She transformed the raw, often taboo material of a woman's psyche—madness, desire, motherhood—into brutally honest and transformative poetry.
Anne Sexton began writing poetry on the advice of her therapist, a last-ditch effort that unlocked a torrent of confessional verse. She was a suburban housewife and mother who laid bare her mental illness, suicidal thoughts, and familial conflicts with a theatrical, sometimes shocking, candor. Studying with peers like Sylvia Plath, she helped forge a new path for American poetry, one where the private self became a legitimate and explosive subject for art. Her readings were performances, her voice a charged instrument that held audiences rapt. While her Pulitzer Prize-winning collection 'Live or Die' marked a professional peak, her personal demons never relented. Sexton's life was cut short by suicide, but her work endures as a map of a troubled, brilliant mind that refused to be silent.
1928–1945
Born between the Depression and the end of WWII. Too young to fight, old enough to remember. They became the conformist middle managers of the 1950s — and the civil rights leaders who quietly dismantled Jim Crow.

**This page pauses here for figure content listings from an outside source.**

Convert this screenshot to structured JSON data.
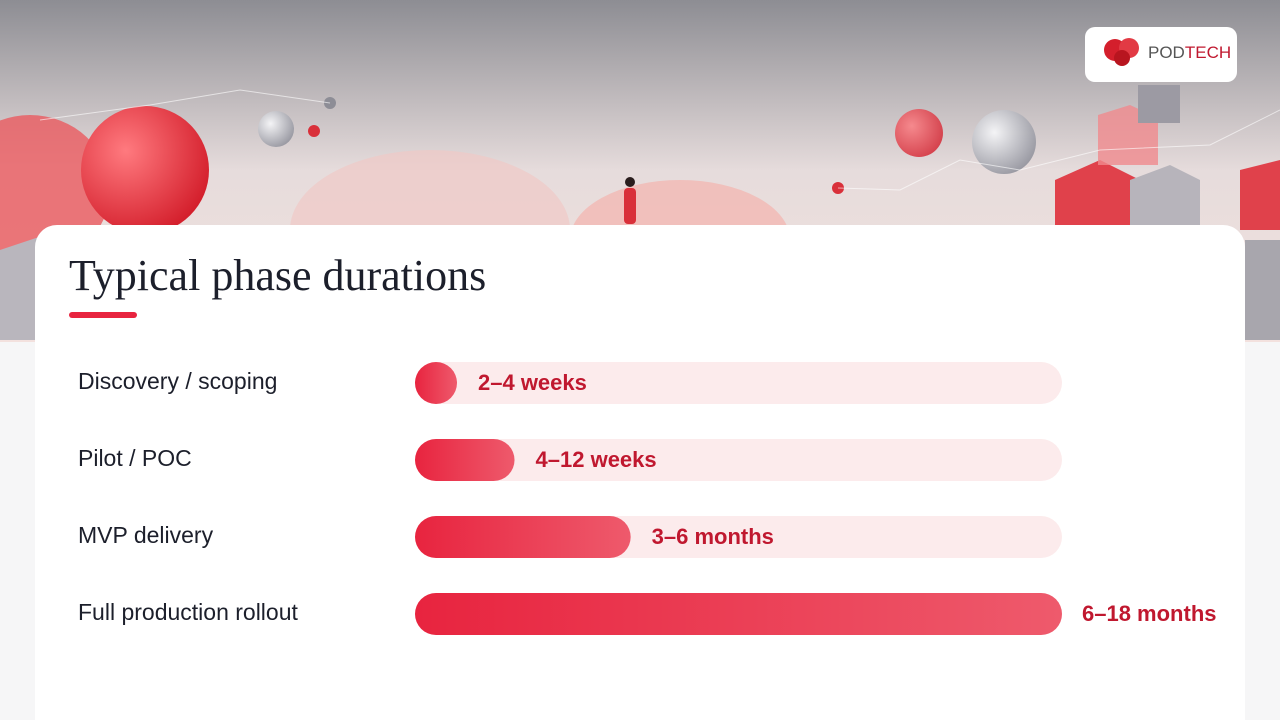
{
  "brand": {
    "part1": "POD",
    "part2": "TECH"
  },
  "chart_data": {
    "type": "bar",
    "orientation": "horizontal",
    "title": "Typical phase durations",
    "categories": [
      "Discovery / scoping",
      "Pilot / POC",
      "MVP delivery",
      "Full production rollout"
    ],
    "values": [
      4,
      12,
      26,
      78
    ],
    "value_labels": [
      "2–4 weeks",
      "4–12 weeks",
      "3–6 months",
      "6–18 months"
    ],
    "color": "#e8243f"
  }
}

Anne was born in 1928, placing them squarely in The Silent Generation. The events that shaped this generation — world wars, depression, and rapid industrialization — shaped the world they entered and the choices available to them.
The biggest hits of 1928
#1 Movie
The Singing Fool
Best Picture
Wings
The world at every milestone
Alexander Fleming discovers penicillin; Mickey Mouse debuts
FDR's New Deal launches; Prohibition ends
Pearl Harbor attack brings the US into WWII
D-Day: Allied forces land at Normandy
United Nations holds its first General Assembly
NATO founded; Mao proclaims the People's Republic of China
NASA founded
Martin Luther King Jr. and Robert Kennedy assassinated
Nixon resigns the presidency
Her first public poetry reading was at the Antioch Writers' Conference in 1958, where she was so nervous she read with her back to the audience.
She formed a rock band called 'Her Kind' (named after one of her poems) in the late 1960s.
Sexton's doctoral dissertation at Harvard was on the development of her own poetic voice, an unusual meta-analysis for the time.
She posthumously won the Grammy Award for Best Spoken Word Album in 1991 for a recording of her poetry.
“Poetry should be a shock to the senses. It should also hurt.”